Review Summary: On the brink of disintegration
Pyrrhon are hell-bent on raising hell, so much is certain;
What Passes For Survival is a single-minded pursuit of nothing less than the most irreverent chaos. The remarkably dense mass of instrumentation at breakneck pace initially confounds, then intimidates, then confounds once more. There is no method to this madness, it seems, but
What Passes For Survival may be a surefire way to induce madness. Interestingly, the mastering of
What Passes For Survival bears significant resemblance to that of Gorguts’
Colored Sands; no doubt this is due to the handiwork of Colin Marston, who has imbued this record with welcome dynamic range.
What Passes For Survival pushes compositional anarchy to its limits, engaging in an extremely loose structuring of its tracks on both a macro and micro level. The impact is left to individual sections of repeating motifs that only very briefly draw back before landing another punch. Within a single cascade of notes come claustrophobically-packed riffs, a whirlwind of snare drums, and a snaking bass focused on adding weight to the synchronized hits. The vocals switch erratically from harsh growls to higher-pitched screeching in a small-scale study of contrast. Indeed,
What Passes For Survival often eschews any discernable rhythmic foundation for sheer momentum. The three-track suite of “The Unraveling” is the epitome of such flailing insanity, aiming to whip listeners into submission with a mind-boggling torrent of blast beats and clustered, clashing chords.
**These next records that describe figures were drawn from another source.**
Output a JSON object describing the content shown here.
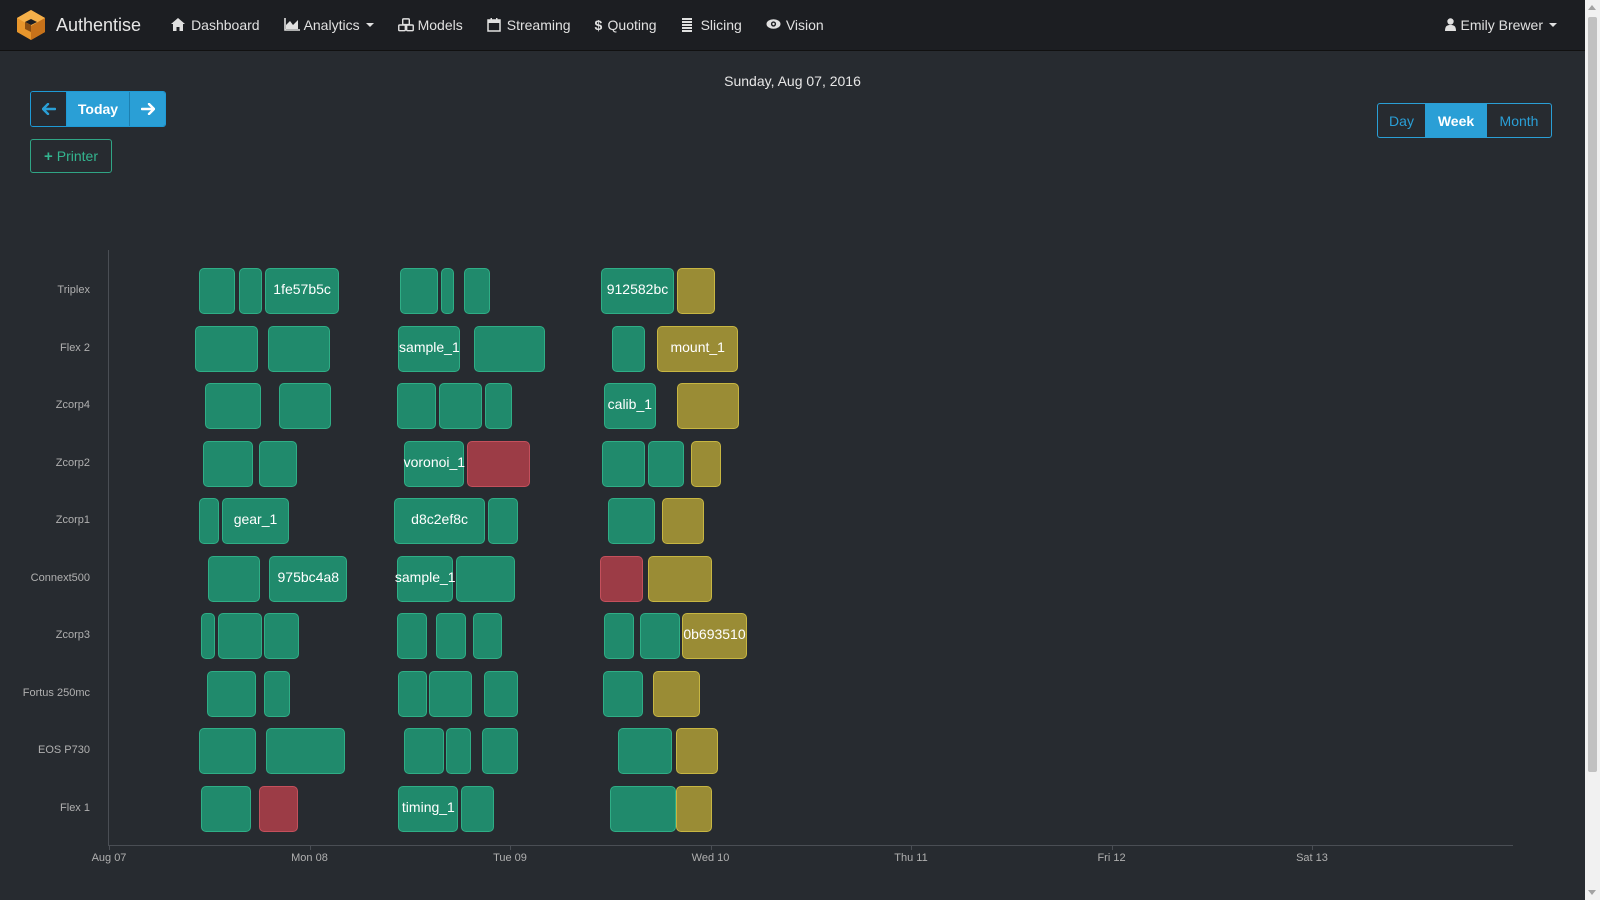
{
  "navbar": {
    "brand": "Authentise",
    "items": [
      {
        "label": "Dashboard",
        "icon": "home-icon"
      },
      {
        "label": "Analytics",
        "icon": "area-chart-icon",
        "dropdown": true
      },
      {
        "label": "Models",
        "icon": "cubes-icon"
      },
      {
        "label": "Streaming",
        "icon": "calendar-icon"
      },
      {
        "label": "Quoting",
        "icon": "dollar-icon"
      },
      {
        "label": "Slicing",
        "icon": "slices-icon"
      },
      {
        "label": "Vision",
        "icon": "eye-icon"
      }
    ],
    "user": "Emily Brewer"
  },
  "calendar": {
    "date_title": "Sunday, Aug 07, 2016",
    "today_label": "Today",
    "add_printer_label": "Printer",
    "views": [
      "Day",
      "Week",
      "Month"
    ],
    "active_view": "Week"
  },
  "colors": {
    "green": "#208a6c",
    "yellow": "#9a8c35",
    "red": "#9c3c46",
    "accent": "#2a9fd6"
  },
  "timeline": {
    "rows": [
      "Triplex",
      "Flex 2",
      "Zcorp4",
      "Zcorp2",
      "Zcorp1",
      "Connext500",
      "Zcorp3",
      "Fortus 250mc",
      "EOS P730",
      "Flex 1"
    ],
    "ticks": [
      "Aug 07",
      "Mon 08",
      "Tue 09",
      "Wed 10",
      "Thu 11",
      "Fri 12",
      "Sat 13"
    ],
    "jobs": [
      {
        "row": 0,
        "start": 0.448,
        "end": 0.631,
        "status": "green",
        "label": ""
      },
      {
        "row": 0,
        "start": 0.646,
        "end": 0.763,
        "status": "green",
        "label": ""
      },
      {
        "row": 0,
        "start": 0.778,
        "end": 1.148,
        "status": "green",
        "label": "1fe57b5c"
      },
      {
        "row": 0,
        "start": 1.453,
        "end": 1.641,
        "status": "green",
        "label": ""
      },
      {
        "row": 0,
        "start": 1.656,
        "end": 1.722,
        "status": "green",
        "label": ""
      },
      {
        "row": 0,
        "start": 1.768,
        "end": 1.9,
        "status": "green",
        "label": ""
      },
      {
        "row": 0,
        "start": 2.453,
        "end": 2.819,
        "status": "green",
        "label": "912582bc"
      },
      {
        "row": 0,
        "start": 2.834,
        "end": 3.022,
        "status": "yellow",
        "label": ""
      },
      {
        "row": 1,
        "start": 0.428,
        "end": 0.743,
        "status": "green",
        "label": ""
      },
      {
        "row": 1,
        "start": 0.794,
        "end": 1.102,
        "status": "green",
        "label": ""
      },
      {
        "row": 1,
        "start": 1.443,
        "end": 1.753,
        "status": "green",
        "label": "sample_1"
      },
      {
        "row": 1,
        "start": 1.819,
        "end": 2.173,
        "status": "green",
        "label": ""
      },
      {
        "row": 1,
        "start": 2.509,
        "end": 2.672,
        "status": "green",
        "label": ""
      },
      {
        "row": 1,
        "start": 2.733,
        "end": 3.139,
        "status": "yellow",
        "label": "mount_1"
      },
      {
        "row": 2,
        "start": 0.479,
        "end": 0.758,
        "status": "green",
        "label": ""
      },
      {
        "row": 2,
        "start": 0.85,
        "end": 1.107,
        "status": "green",
        "label": ""
      },
      {
        "row": 2,
        "start": 1.438,
        "end": 1.631,
        "status": "green",
        "label": ""
      },
      {
        "row": 2,
        "start": 1.646,
        "end": 1.86,
        "status": "green",
        "label": ""
      },
      {
        "row": 2,
        "start": 1.875,
        "end": 2.01,
        "status": "green",
        "label": ""
      },
      {
        "row": 2,
        "start": 2.468,
        "end": 2.728,
        "status": "green",
        "label": "calib_1"
      },
      {
        "row": 2,
        "start": 2.834,
        "end": 3.144,
        "status": "yellow",
        "label": ""
      },
      {
        "row": 3,
        "start": 0.468,
        "end": 0.718,
        "status": "green",
        "label": ""
      },
      {
        "row": 3,
        "start": 0.748,
        "end": 0.936,
        "status": "green",
        "label": ""
      },
      {
        "row": 3,
        "start": 1.473,
        "end": 1.773,
        "status": "green",
        "label": "voronoi_1"
      },
      {
        "row": 3,
        "start": 1.783,
        "end": 2.097,
        "status": "red",
        "label": ""
      },
      {
        "row": 3,
        "start": 2.458,
        "end": 2.672,
        "status": "green",
        "label": ""
      },
      {
        "row": 3,
        "start": 2.687,
        "end": 2.87,
        "status": "green",
        "label": ""
      },
      {
        "row": 3,
        "start": 2.901,
        "end": 3.053,
        "status": "yellow",
        "label": ""
      },
      {
        "row": 4,
        "start": 0.448,
        "end": 0.55,
        "status": "green",
        "label": ""
      },
      {
        "row": 4,
        "start": 0.565,
        "end": 0.896,
        "status": "green",
        "label": "gear_1"
      },
      {
        "row": 4,
        "start": 1.423,
        "end": 1.875,
        "status": "green",
        "label": "d8c2ef8c"
      },
      {
        "row": 4,
        "start": 1.891,
        "end": 2.041,
        "status": "green",
        "label": ""
      },
      {
        "row": 4,
        "start": 2.489,
        "end": 2.723,
        "status": "green",
        "label": ""
      },
      {
        "row": 4,
        "start": 2.758,
        "end": 2.967,
        "status": "yellow",
        "label": ""
      },
      {
        "row": 5,
        "start": 0.494,
        "end": 0.753,
        "status": "green",
        "label": ""
      },
      {
        "row": 5,
        "start": 0.799,
        "end": 1.189,
        "status": "green",
        "label": "975bc4a8"
      },
      {
        "row": 5,
        "start": 1.438,
        "end": 1.717,
        "status": "green",
        "label": "sample_1"
      },
      {
        "row": 5,
        "start": 1.732,
        "end": 2.026,
        "status": "green",
        "label": ""
      },
      {
        "row": 5,
        "start": 2.448,
        "end": 2.662,
        "status": "red",
        "label": ""
      },
      {
        "row": 5,
        "start": 2.687,
        "end": 3.007,
        "status": "yellow",
        "label": ""
      },
      {
        "row": 6,
        "start": 0.458,
        "end": 0.53,
        "status": "green",
        "label": ""
      },
      {
        "row": 6,
        "start": 0.545,
        "end": 0.763,
        "status": "green",
        "label": ""
      },
      {
        "row": 6,
        "start": 0.773,
        "end": 0.947,
        "status": "green",
        "label": ""
      },
      {
        "row": 6,
        "start": 1.438,
        "end": 1.585,
        "status": "green",
        "label": ""
      },
      {
        "row": 6,
        "start": 1.631,
        "end": 1.779,
        "status": "green",
        "label": ""
      },
      {
        "row": 6,
        "start": 1.814,
        "end": 1.962,
        "status": "green",
        "label": ""
      },
      {
        "row": 6,
        "start": 2.468,
        "end": 2.621,
        "status": "green",
        "label": ""
      },
      {
        "row": 6,
        "start": 2.646,
        "end": 2.85,
        "status": "green",
        "label": ""
      },
      {
        "row": 6,
        "start": 2.86,
        "end": 3.18,
        "status": "yellow",
        "label": "0b693510"
      },
      {
        "row": 7,
        "start": 0.489,
        "end": 0.733,
        "status": "green",
        "label": ""
      },
      {
        "row": 7,
        "start": 0.773,
        "end": 0.901,
        "status": "green",
        "label": ""
      },
      {
        "row": 7,
        "start": 1.443,
        "end": 1.585,
        "status": "green",
        "label": ""
      },
      {
        "row": 7,
        "start": 1.595,
        "end": 1.809,
        "status": "green",
        "label": ""
      },
      {
        "row": 7,
        "start": 1.87,
        "end": 2.041,
        "status": "green",
        "label": ""
      },
      {
        "row": 7,
        "start": 2.463,
        "end": 2.662,
        "status": "green",
        "label": ""
      },
      {
        "row": 7,
        "start": 2.713,
        "end": 2.946,
        "status": "yellow",
        "label": ""
      },
      {
        "row": 8,
        "start": 0.448,
        "end": 0.733,
        "status": "green",
        "label": ""
      },
      {
        "row": 8,
        "start": 0.784,
        "end": 1.178,
        "status": "green",
        "label": ""
      },
      {
        "row": 8,
        "start": 1.469,
        "end": 1.672,
        "status": "green",
        "label": ""
      },
      {
        "row": 8,
        "start": 1.682,
        "end": 1.804,
        "status": "green",
        "label": ""
      },
      {
        "row": 8,
        "start": 1.86,
        "end": 2.041,
        "status": "green",
        "label": ""
      },
      {
        "row": 8,
        "start": 2.54,
        "end": 2.809,
        "status": "green",
        "label": ""
      },
      {
        "row": 8,
        "start": 2.829,
        "end": 3.038,
        "status": "yellow",
        "label": ""
      },
      {
        "row": 9,
        "start": 0.458,
        "end": 0.707,
        "status": "green",
        "label": ""
      },
      {
        "row": 9,
        "start": 0.748,
        "end": 0.941,
        "status": "red",
        "label": ""
      },
      {
        "row": 9,
        "start": 1.443,
        "end": 1.743,
        "status": "green",
        "label": "timing_1"
      },
      {
        "row": 9,
        "start": 1.753,
        "end": 1.921,
        "status": "green",
        "label": ""
      },
      {
        "row": 9,
        "start": 2.499,
        "end": 2.829,
        "status": "green",
        "label": ""
      },
      {
        "row": 9,
        "start": 2.829,
        "end": 3.007,
        "status": "yellow",
        "label": ""
      }
    ]
  }
}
The sort of drive that would be satiated by such havoc is likely to be primal, unthinking. The irony of attempting to parse through
What Passes For Survival is that it is an entity who would rather resist attempts at being perceived as a gestalt. Its identity hinges on the potency of its every second, the discrete impression of each development. Everything is, however, cemented together by the commonality of unabating dissonance. The risk that the record runs with such an approach is that of sounding fatiguing, monotonous, or both, and this issue is not entirely mitigated. While
What Passes For Survival is not exactly prone to predictability in the sense of having repeating progressions, a barrage of near-incomprehensible notes is capable of triggering that same reaction of exhaustion. There is immense technicality in Pyrrhon’s ability to endlessly conjure their breathless spectacles of apocalypse, but this arguably works against them when they forget that breathing is in fact a biological necessity.
Nevertheless, it is to Pyrrhon’s credit that they have more than one trick up their sleeve. “Tennessee” and “Empty Tenement Spirit” are the two curiosities of
What Passes For Survival that rely more heavily on empty space than their other peers on the record. “Tennessee” sludges through to drawn-out, tortured screams and feedback-ridden guitars before concluding in an explosive burst, whilst the slogging “Empty Tenement Spirit” is given a generous amount of time to mutate and evolve; the latter, as the closer, is a gripping summation that inserts surprisingly euphonic riffs. The textures of the two are brighter, ever so slightly more harmonious, and they serve as necessary contrasts to the predominating grit and mire. But there is also appeal to be found beyond their function as complimentary pieces; they are arguably the compositional pinnacles of
What Passes For Survival by virtue of the greater experimentation taken in their construction.
Whether
What Passes For Survival would have benefited from additional slower-paced, more methodical tracks is not an easy question to answer. After all, it is something to be taken at face value for its insanity. Whatever is gleaned from a first impression is likely to remain the same after repeat returns. Things are what they are, and they will be what they will be; in the case of
What Passes For Survival, it is nothing more and nothing less than chaos.